Teed Off (22-04-2012)

with Robert Bicknell

The boys were back in town…

Last week’s Norfolk Invitational tournament was, once again, a huge success and what made it even more fun, at least for me, was that the old gang was paired up for a fun afternoon.

While we’ve played together in many other events, I don’t remember playing in the Norfolk with Jeff, Lars and Andrew in the same group before. Of course, there are days when I don’t remember my own name, so this could be a bit suspect.

Nonetheless, it was a bit interesting as I tried out a new RBZ (TaylorMade Rocket Ballz driver) and I gotta tell you the results were stunning. The distance with this club is nothing short of ridiculous.

Lars, Andrew and Jeff are all big guys who can hammer it out there, albeit not always straight or even in the fairway, or even on the planet for that matter, but I was passing them by anywhere from 10 – 20 yards.

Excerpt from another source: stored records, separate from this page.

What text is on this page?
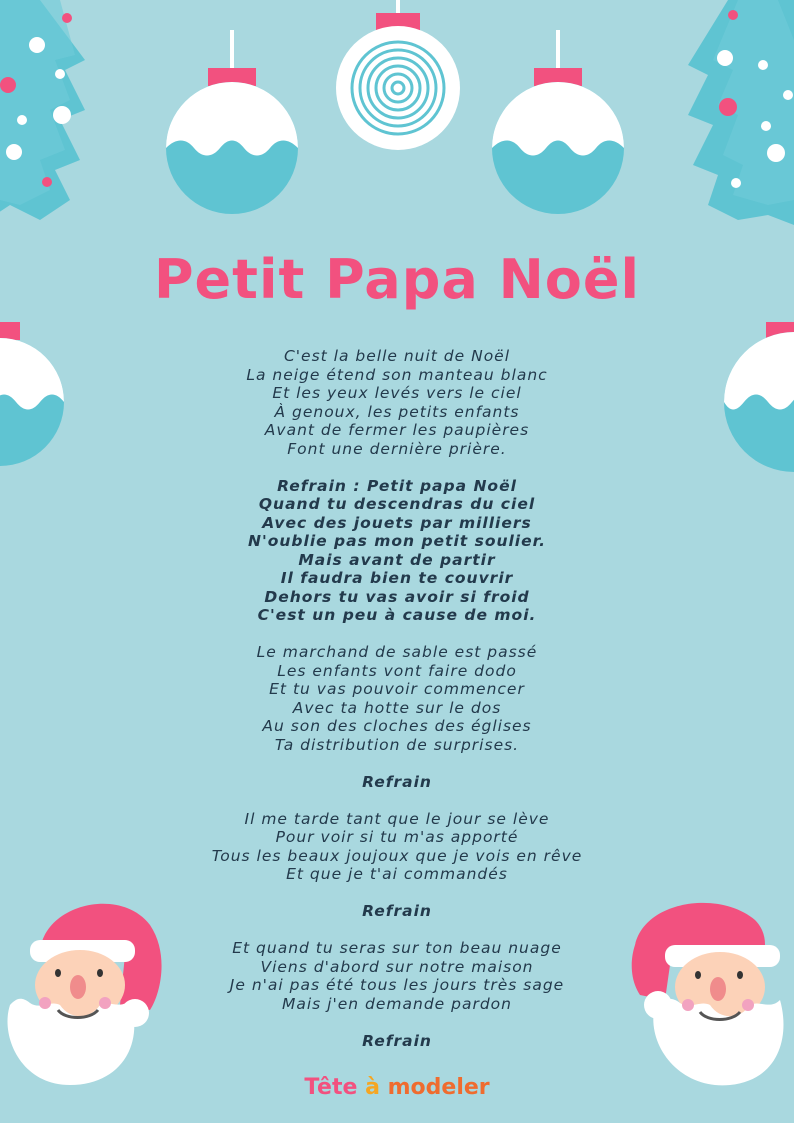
Petit Papa Noël
C'est la belle nuit de Noël
La neige étend son manteau blanc
Et les yeux levés vers le ciel
À genoux, les petits enfants
Avant de fermer les paupières
Font une dernière prière.
Refrain : Petit papa Noël
Quand tu descendras du ciel
Avec des jouets par milliers
N'oublie pas mon petit soulier.
Mais avant de partir
Il faudra bien te couvrir
Dehors tu vas avoir si froid
C'est un peu à cause de moi.
Le marchand de sable est passé
Les enfants vont faire dodo
Et tu vas pouvoir commencer
Avec ta hotte sur le dos
Au son des cloches des églises
Ta distribution de surprises.
Refrain
Il me tarde tant que le jour se lève
Pour voir si tu m'as apporté
Tous les beaux joujoux que je vois en rêve
Et que je t'ai commandés
Refrain
Et quand tu seras sur ton beau nuage
Viens d'abord sur notre maison
Je n'ai pas été tous les jours très sage
Mais j'en demande pardon
Refrain
Tête à modeler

Not bad for a 53-year old senior player. (My G-d, did I just say that? No, it was a misprint. I refuse to get old. I am not a senior. I am not old….)

Now then, there are a few caveats to that story, namely the driver had an SR (Stiff-Regular 55 gram shaft) so it bombed it out there more than it should. Also, while great with no wind or a tail wind, that shaft with my swing speed hitting into the wind added up to a few “Vietnam Airlines” shots as well.

Unfortunately, this happened on the five holes of the back nine which were all into the wind. Imagine this…two birdies and an eagle on the front nine holes, and zero pars on the back nine. You want to talk about Jeckyll & Hyde golf? That summed up the round for me.

Fortunately, I had a good partner in Lars to save the back nine for the team.

I also found out that if Lars ever decides to stop distributing Titleist and FootJoy products, he could make a fortune as a caddie. If I had him 25 years ago, I might have been able to make it on the Tour.

OK, before you snort derisively, 25 years ago, I was a plus-3 handicap and could make the ball do anything I wanted. My skills were excellent, but the problem was I didn’t have the “head” for the game. I was like a race horse without a jockey.

Talent without direction goes nowhere fast.

To make things more aggravating, as I get older my tools are a bit dull, but the mind is better. Golf is just not fair.

Anyway, the tournament went off without a hitch (as always) and the awards dinner was doubly interesting as the Great White Shark himself, Greg Norman, was in attendance and provided some spectacular items for the auction to benefit special education in An Phu district.

While I am not at liberty to disclose the amounts, suffice it to say the auction was a success.

I was not in attendance at the Greg Norman breakfast on Sunday morning at the SGCCR site, but was informed the attendees (read: potential members and villa owners) were quite happy with what they saw and were basking in the glow that Norman seems to bring with him where ever he goes.

I spoke with him on Saturday night and the poor guy was awake for 54 hours at that point. If you think being a legend or a business mogul is a life of luxury, think again. The Shark is rich and successful because he works his fins off. The same attack attitude he brought to golf in his heyday, Norman applies to business.

It’s a good lesson for anyone who wants to be successful.

Golf in Vietnam continues to move forward, albeit a bit slower right now due to the global financial crisis, which has yet to abate, but projects such as SGCCR are proof that optimism is not dead.

This is all good and speaks well for the future.

There is a light at the end of the tunnel and, just like a round of golf, we have to take it one shot at a time and keep moving forward.

Norman’s first company mission statement was two words, ‘Attack Life’.